How to increase confidence with transference and countertransference issues

  • The first thing to help you develop confidence in transference and countertransference issues is to realise it is present in all therapy relationships and it is normal.
  • The other is to make a decision to actively pay attention to it and work with it. Pretending it doesn’t happen or you aren’t affected by clients isn’t helpful. Similarly, not acknowledging that client’s have a response to us isn’t helpful either.
  • Actively use supervision to discuss transference and countertransference.
  • Read psychodynamic literature like that of Nancy McWilliams and Irvin Yalom to see how they work with transference and countertransference explicitly. Psychodynamic practitioners tend to be the masters of the topic.
  • Talk to your clients about transference and countertransference in general terms. Make it part of the relationship. I often say to my clients sometimes I might do or say something that annoys or upsets you. If that happens, please share it with me as it will help our work together. It is also important to pay attention to the non-verbal cues of your clients for signs that a conflict is occurring in the transference. Although we can flag transference issues with clients, it is our responsibility to manage it and address any signs we see as clients will often struggle to feel comfortable to do so.

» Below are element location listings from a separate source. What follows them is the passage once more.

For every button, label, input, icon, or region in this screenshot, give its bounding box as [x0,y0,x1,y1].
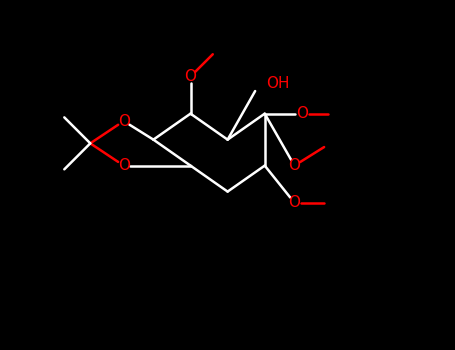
Text: OH: OH [266,76,289,91]
Text: O: O [296,106,308,121]
Text: O: O [118,113,130,128]
Text: O: O [288,158,300,173]
Text: O: O [288,195,300,210]
Text: O: O [118,158,130,173]
Text: O: O [184,69,197,84]
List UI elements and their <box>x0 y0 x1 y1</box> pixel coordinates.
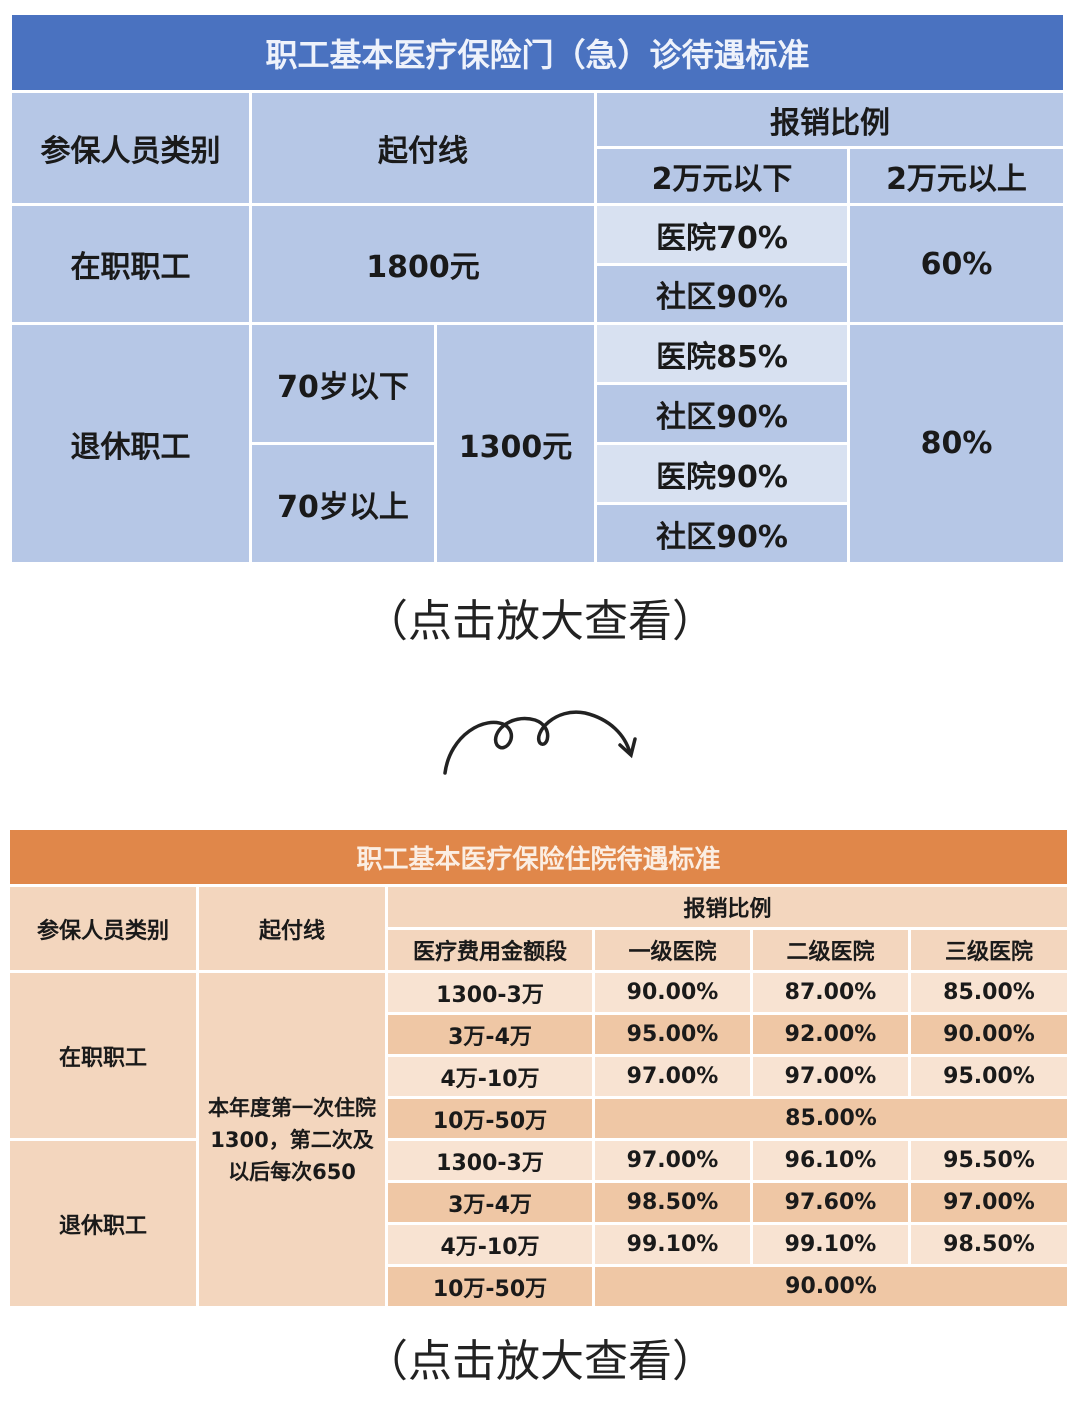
header-category: 参保人员类别 <box>10 887 196 970</box>
zoom-note: （点击放大查看） <box>364 596 716 647</box>
retired-above: 80% <box>850 325 1063 562</box>
employed-label: 在职职工 <box>12 206 249 322</box>
ratio-cell-level3: 95.00% <box>911 1057 1067 1096</box>
ratio-cell-level2: 92.00% <box>753 1015 908 1054</box>
ratio-cell-level1: 97.00% <box>595 1057 750 1096</box>
header-deductible: 起付线 <box>252 93 594 203</box>
inpatient-deductible: 本年度第一次住院1300，第二次及以后每次650 <box>199 973 385 1306</box>
curly-arrow-icon <box>443 710 637 775</box>
segment-cell: 1300-3万 <box>388 973 592 1012</box>
zoom-note: （点击放大查看） <box>364 1336 716 1387</box>
under70-hospital: 医院85% <box>597 325 847 382</box>
over70-hospital: 医院90% <box>597 445 847 502</box>
employed-label: 在职职工 <box>10 973 196 1138</box>
ratio-cell-level2: 96.10% <box>753 1141 908 1180</box>
retired-under70: 70岁以下 <box>252 325 434 442</box>
employed-hospital: 医院70% <box>597 206 847 263</box>
ratio-cell-level1: 99.10% <box>595 1225 750 1264</box>
ratio-cell-level3: 85.00% <box>911 973 1067 1012</box>
ratio-cell-level1: 95.00% <box>595 1015 750 1054</box>
header-ratio: 报销比例 <box>388 887 1067 927</box>
table-title: 职工基本医疗保险门（急）诊待遇标准 <box>12 15 1063 90</box>
retired-over70: 70岁以上 <box>252 445 434 562</box>
header-level3: 三级医院 <box>911 930 1067 970</box>
segment-cell: 10万-50万 <box>388 1267 592 1306</box>
header-below: 2万元以下 <box>597 149 847 203</box>
segment-cell: 1300-3万 <box>388 1141 592 1180</box>
ratio-cell-level2: 87.00% <box>753 973 908 1012</box>
ratio-cell-level3: 95.50% <box>911 1141 1067 1180</box>
segment-cell: 4万-10万 <box>388 1057 592 1096</box>
ratio-cell-all: 90.00% <box>595 1267 1067 1306</box>
segment-cell: 4万-10万 <box>388 1225 592 1264</box>
under70-community: 社区90% <box>597 385 847 442</box>
retired-label: 退休职工 <box>12 325 249 562</box>
retired-label: 退休职工 <box>10 1141 196 1306</box>
employed-community: 社区90% <box>597 266 847 322</box>
ratio-cell-level2: 97.60% <box>753 1183 908 1222</box>
table-title: 职工基本医疗保险住院待遇标准 <box>10 830 1067 884</box>
employed-above: 60% <box>850 206 1063 322</box>
retired-deductible: 1300元 <box>437 325 594 562</box>
header-segment: 医疗费用金额段 <box>388 930 592 970</box>
segment-cell: 3万-4万 <box>388 1015 592 1054</box>
header-above: 2万元以上 <box>850 149 1063 203</box>
outpatient-table: 职工基本医疗保险门（急）诊待遇标准 参保人员类别 起付线 报销比例 2万元以下 … <box>12 15 1066 562</box>
segment-cell: 10万-50万 <box>388 1099 592 1138</box>
ratio-cell-level3: 97.00% <box>911 1183 1067 1222</box>
header-level2: 二级医院 <box>753 930 908 970</box>
ratio-cell-level3: 90.00% <box>911 1015 1067 1054</box>
inpatient-table: 职工基本医疗保险住院待遇标准 参保人员类别 起付线 报销比例 医疗费用金额段 一… <box>10 830 1068 1306</box>
header-category: 参保人员类别 <box>12 93 249 203</box>
ratio-cell-level1: 98.50% <box>595 1183 750 1222</box>
ratio-cell-level3: 98.50% <box>911 1225 1067 1264</box>
header-level1: 一级医院 <box>595 930 750 970</box>
over70-community: 社区90% <box>597 505 847 562</box>
employed-deductible: 1800元 <box>252 206 594 322</box>
ratio-cell-level2: 97.00% <box>753 1057 908 1096</box>
segment-cell: 3万-4万 <box>388 1183 592 1222</box>
ratio-cell-level2: 99.10% <box>753 1225 908 1264</box>
header-deductible: 起付线 <box>199 887 385 970</box>
ratio-cell-level1: 90.00% <box>595 973 750 1012</box>
ratio-cell-all: 85.00% <box>595 1099 1067 1138</box>
ratio-cell-level1: 97.00% <box>595 1141 750 1180</box>
header-ratio: 报销比例 <box>597 93 1063 146</box>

Get familiar with the signs of a client who is experiencing negative transference.

  • hostile behaviours
  • suspicious behaviours
  • demanding behaviours
  • fear of dependence
  • anger and frustration
  • disappointment

Use what you notice, to help the client understand themselves and their situation better. We can often be tempted to refer on clients when there is strong negative transference but it’s important to draw it to the client’s attention as they need to form a relationship with you as a therapist, not the image of the person you are symbolising to the client. They will likely be having similar issues in the world outside therapy.

However, in some cases, a client might decide they would rather work with someone who does not evoke negative transference and if the issue they present with is not related to relationships, this may be appropriate. This article explains it well

Get familiar with signs of therapists experiencing problematic countertransference and look out for them in yourself. Some examples of this include:

  • excessive self-disclosure
  • over interest in minor details about a client’s life
  • over-involvement in the client’s life
  • identify your own trauma and significant life events and beliefs and keep an eye on them where there is a potential for them to be triggered by a client’s presentation of similar life issues
  • watch for strong negative feelings towards the cleint that seem disproportinate to the content or the clients general presentaiton.
  • watch out for signs of attraction to a client. You must take active steps to manage this to avoid boundary breaches. Ensure that it is dealt with in supervision.

Transference and countertransference is a problem when it is ignored or not managed. Regardless of your therapeutic model, all therapists become better when they choose to acknowledge transference and countertransference issues. To improve your confidence, start taking steps to acknowledge it more, learn about it more as avoidance doesn’t help.